YoniMaroney · 24/04/2013 16:40

Seeker an oversubscribed nonselective school IS selective. The oversubscription criteria invariably favour motivated parents.

seeker · 24/04/2013 16:56

Usually on proximity alone, though- you don't actively have to do anything. Except move, I suppose.

Xenia · 24/04/2013 17:03

Yes, the London challenge is interesting. Children in inner London in many schools now get 2 GCSE grades higher - B not a D compared to state school chidlren in Hull. Teach first teachers want to work in London where their friends are not Hull. London state schools have lots of ambitious children of immigrants who value education more than perhaps some families in Hull plus all the other reasons (apologies to Hull) . I was talking to someone involved with London academies recently. It seems to be the freedom to decide what things to do which is helping those schools - academies a bit like the old Direct Grant schools abolished int he 1970s where some children paid fees and some did not and there was a state grant to help the costs.

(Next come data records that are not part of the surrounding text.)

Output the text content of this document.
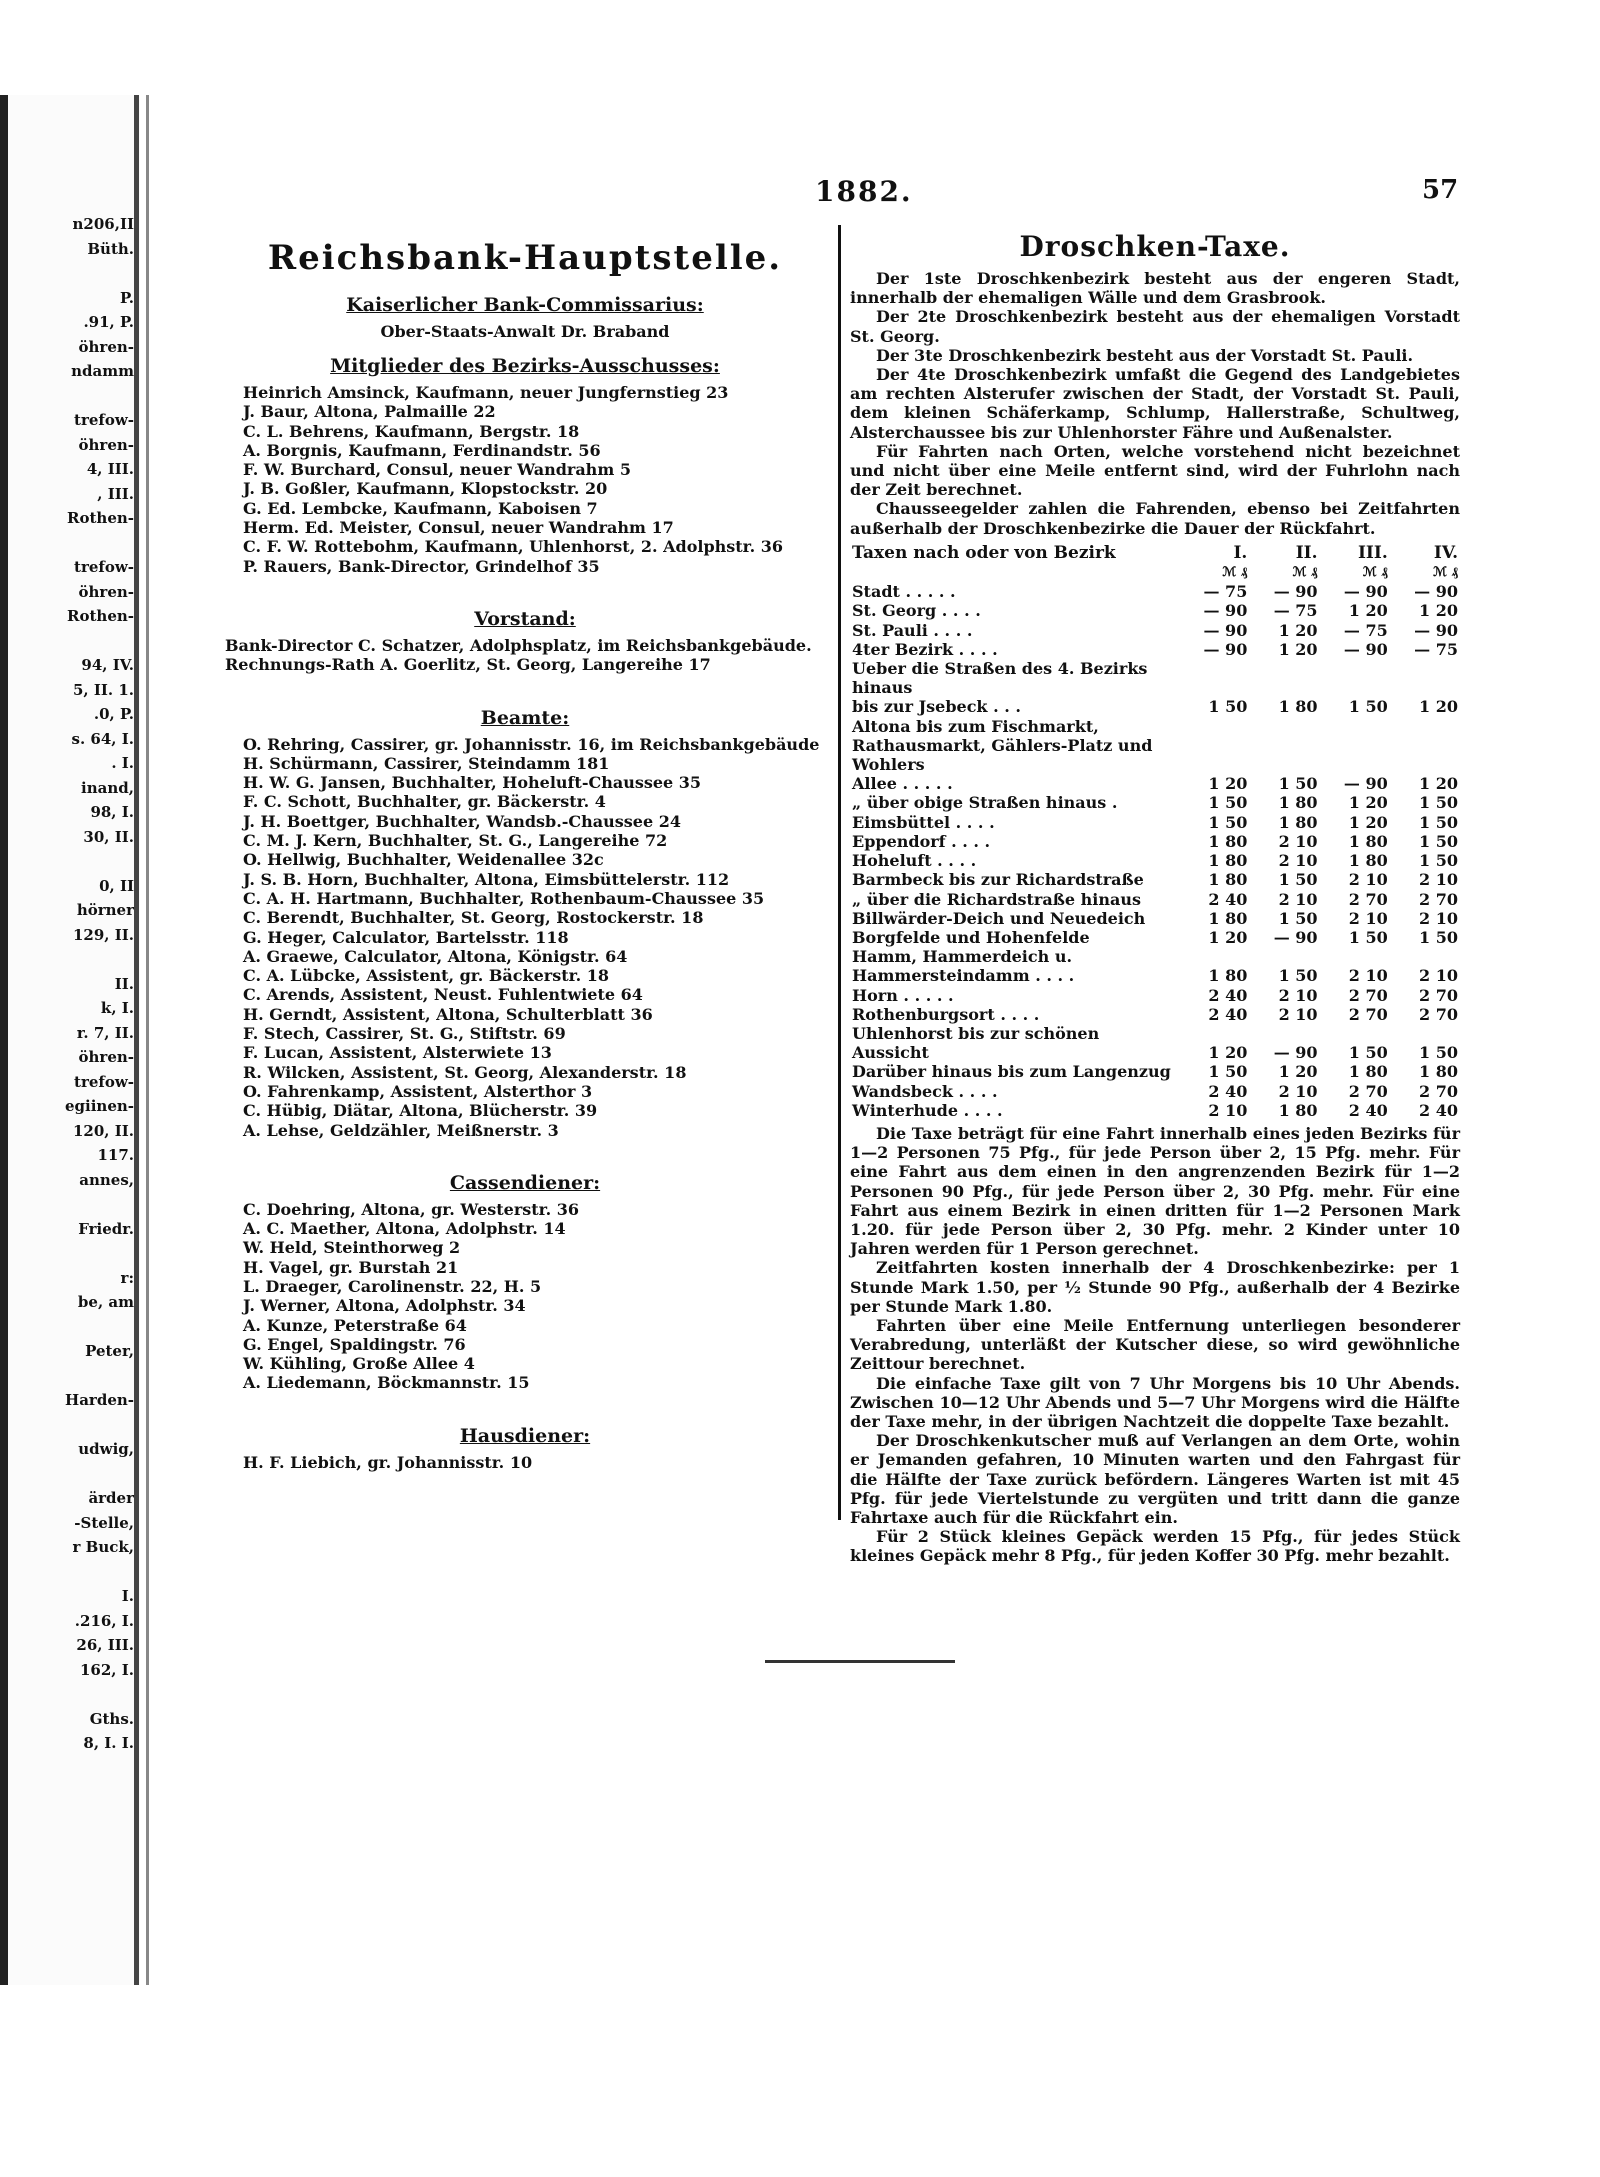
n206,II
Büth.
P.
.91, P.
öhren-
ndamm
trefow-
öhren-
4, III.
, III.
Rothen-
trefow-
öhren-
Rothen-
94, IV.
5, II. 1.
.0, P.
s. 64, I.
. I.
inand,
98, I.
30, II.
0, II
hörner
129, II.
II.
k, I.
r. 7, II.
öhren-
trefow-
egiinen-
120, II.
117.
annes,
Friedr.
r:
be, am
Peter,
Harden-
udwig,
ärder
-Stelle,
r Buck,
I.
.216, I.
26, III.
162, I.
Gths.
8, I. I.
1882.	57
Reichsbank-Hauptstelle.
Kaiserlicher Bank-Commissarius:
Ober-Staats-Anwalt Dr. Braband
Mitglieder des Bezirks-Ausschusses:
Heinrich Amsinck, Kaufmann, neuer Jungfernstieg 23
J. Baur, Altona, Palmaille 22
C. L. Behrens, Kaufmann, Bergstr. 18
A. Borgnis, Kaufmann, Ferdinandstr. 56
F. W. Burchard, Consul, neuer Wandrahm 5
J. B. Goßler, Kaufmann, Klopstockstr. 20
G. Ed. Lembcke, Kaufmann, Kaboisen 7
Herm. Ed. Meister, Consul, neuer Wandrahm 17
C. F. W. Rottebohm, Kaufmann, Uhlenhorst, 2. Adolphstr. 36
P. Rauers, Bank-Director, Grindelhof 35
Vorstand:
Bank-Director C. Schatzer, Adolphsplatz, im Reichsbankgebäude.
Rechnungs-Rath A. Goerlitz, St. Georg, Langereihe 17
Beamte:
O. Rehring, Cassirer, gr. Johannisstr. 16, im Reichsbankgebäude
H. Schürmann, Cassirer, Steindamm 181
H. W. G. Jansen, Buchhalter, Hoheluft-Chaussee 35
F. C. Schott, Buchhalter, gr. Bäckerstr. 4
J. H. Boettger, Buchhalter, Wandsb.-Chaussee 24
C. M. J. Kern, Buchhalter, St. G., Langereihe 72
O. Hellwig, Buchhalter, Weidenallee 32c
J. S. B. Horn, Buchhalter, Altona, Eimsbüttelerstr. 112
C. A. H. Hartmann, Buchhalter, Rothenbaum-Chaussee 35
C. Berendt, Buchhalter, St. Georg, Rostockerstr. 18
G. Heger, Calculator, Bartelsstr. 118
A. Graewe, Calculator, Altona, Königstr. 64
C. A. Lübcke, Assistent, gr. Bäckerstr. 18
C. Arends, Assistent, Neust. Fuhlentwiete 64
H. Gerndt, Assistent, Altona, Schulterblatt 36
F. Stech, Cassirer, St. G., Stiftstr. 69
F. Lucan, Assistent, Alsterwiete 13
R. Wilcken, Assistent, St. Georg, Alexanderstr. 18
O. Fahrenkamp, Assistent, Alsterthor 3
C. Hübig, Diätar, Altona, Blücherstr. 39
A. Lehse, Geldzähler, Meißnerstr. 3
Cassendiener:
C. Doehring, Altona, gr. Westerstr. 36
A. C. Maether, Altona, Adolphstr. 14
W. Held, Steinthorweg 2
H. Vagel, gr. Burstah 21
L. Draeger, Carolinenstr. 22, H. 5
J. Werner, Altona, Adolphstr. 34
A. Kunze, Peterstraße 64
G. Engel, Spaldingstr. 76
W. Kühling, Große Allee 4
A. Liedemann, Böckmannstr. 15
Hausdiener:
H. F. Liebich, gr. Johannisstr. 10
Droschken-Taxe.

Der 1ste Droschkenbezirk besteht aus der engeren Stadt, innerhalb der ehemaligen Wälle und dem Grasbrook.

Der 2te Droschkenbezirk besteht aus der ehemaligen Vorstadt St. Georg.

Der 3te Droschkenbezirk besteht aus der Vorstadt St. Pauli.

Der 4te Droschkenbezirk umfaßt die Gegend des Landgebietes am rechten Alsterufer zwischen der Stadt, der Vorstadt St. Pauli, dem kleinen Schäferkamp, Schlump, Hallerstraße, Schultweg, Alsterchaussee bis zur Uhlenhorster Fähre und Außenalster.

Für Fahrten nach Orten, welche vorstehend nicht bezeichnet und nicht über eine Meile entfernt sind, wird der Fuhrlohn nach der Zeit berechnet.

Chausseegelder zahlen die Fahrenden, ebenso bei Zeitfahrten außerhalb der Droschkenbezirke die Dauer der Rückfahrt.

Taxen nach oder von Bezirk	I.	II.	III.	IV.
	ℳ ₰	ℳ ₰	ℳ ₰	ℳ ₰
Stadt . . . . .	— 75	— 90	— 90	— 90
St. Georg . . . .	— 90	— 75	1 20	1 20
St. Pauli . . . .	— 90	1 20	— 75	— 90
4ter Bezirk . . . .	— 90	1 20	— 90	— 75
Ueber die Straßen des 4. Bezirks hinaus				
bis zur Jsebeck . . .	1 50	1 80	1 50	1 20
Altona bis zum Fischmarkt, Rathausmarkt, Gählers-Platz und Wohlers				
Allee . . . . .	1 20	1 50	— 90	1 20
„ über obige Straßen hinaus .	1 50	1 80	1 20	1 50
Eimsbüttel . . . .	1 50	1 80	1 20	1 50
Eppendorf . . . .	1 80	2 10	1 80	1 50
Hoheluft . . . .	1 80	2 10	1 80	1 50
Barmbeck bis zur Richardstraße	1 80	1 50	2 10	2 10
„ über die Richardstraße hinaus	2 40	2 10	2 70	2 70
Billwärder-Deich und Neuedeich	1 80	1 50	2 10	2 10
Borgfelde und Hohenfelde	1 20	— 90	1 50	1 50
Hamm, Hammerdeich u. Hammersteindamm . . . .	1 80	1 50	2 10	2 10
Horn . . . . .	2 40	2 10	2 70	2 70
Rothenburgsort . . . .	2 40	2 10	2 70	2 70
Uhlenhorst bis zur schönen Aussicht	1 20	— 90	1 50	1 50
Darüber hinaus bis zum Langenzug	1 50	1 20	1 80	1 80
Wandsbeck . . . .	2 40	2 10	2 70	2 70
Winterhude . . . .	2 10	1 80	2 40	2 40

Die Taxe beträgt für eine Fahrt innerhalb eines jeden Bezirks für 1—2 Personen 75 Pfg., für jede Person über 2, 15 Pfg. mehr. Für eine Fahrt aus dem einen in den angrenzenden Bezirk für 1—2 Personen 90 Pfg., für jede Person über 2, 30 Pfg. mehr. Für eine Fahrt aus einem Bezirk in einen dritten für 1—2 Personen Mark 1.20. für jede Person über 2, 30 Pfg. mehr. 2 Kinder unter 10 Jahren werden für 1 Person gerechnet.

Zeitfahrten kosten innerhalb der 4 Droschkenbezirke: per 1 Stunde Mark 1.50, per ½ Stunde 90 Pfg., außerhalb der 4 Bezirke per Stunde Mark 1.80.

Fahrten über eine Meile Entfernung unterliegen besonderer Verabredung, unterläßt der Kutscher diese, so wird gewöhnliche Zeittour berechnet.

Die einfache Taxe gilt von 7 Uhr Morgens bis 10 Uhr Abends. Zwischen 10—12 Uhr Abends und 5—7 Uhr Morgens wird die Hälfte der Taxe mehr, in der übrigen Nachtzeit die doppelte Taxe bezahlt.

Der Droschkenkutscher muß auf Verlangen an dem Orte, wohin er Jemanden gefahren, 10 Minuten warten und den Fahrgast für die Hälfte der Taxe zurück befördern. Längeres Warten ist mit 45 Pfg. für jede Viertelstunde zu vergüten und tritt dann die ganze Fahrtaxe auch für die Rückfahrt ein.

Für 2 Stück kleines Gepäck werden 15 Pfg., für jedes Stück kleines Gepäck mehr 8 Pfg., für jeden Koffer 30 Pfg. mehr bezahlt.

Yellowtip · 24/04/2013 17:15

Copthall those who like to breast beat don't want to hear about innovative strategies which are bearing fruit.

wordfactory · 24/04/2013 17:15

seeker it takes a lot of motivation and money to buy a house in the catchment of many schools.

Not much chance of that if you live in local authority housing (transfers like gold dust).

Elibean · 24/04/2013 17:19

There are loads of immigrants in cities other than London Confused

But yes, teachers deciding where they want to be is undoubtedly a factor.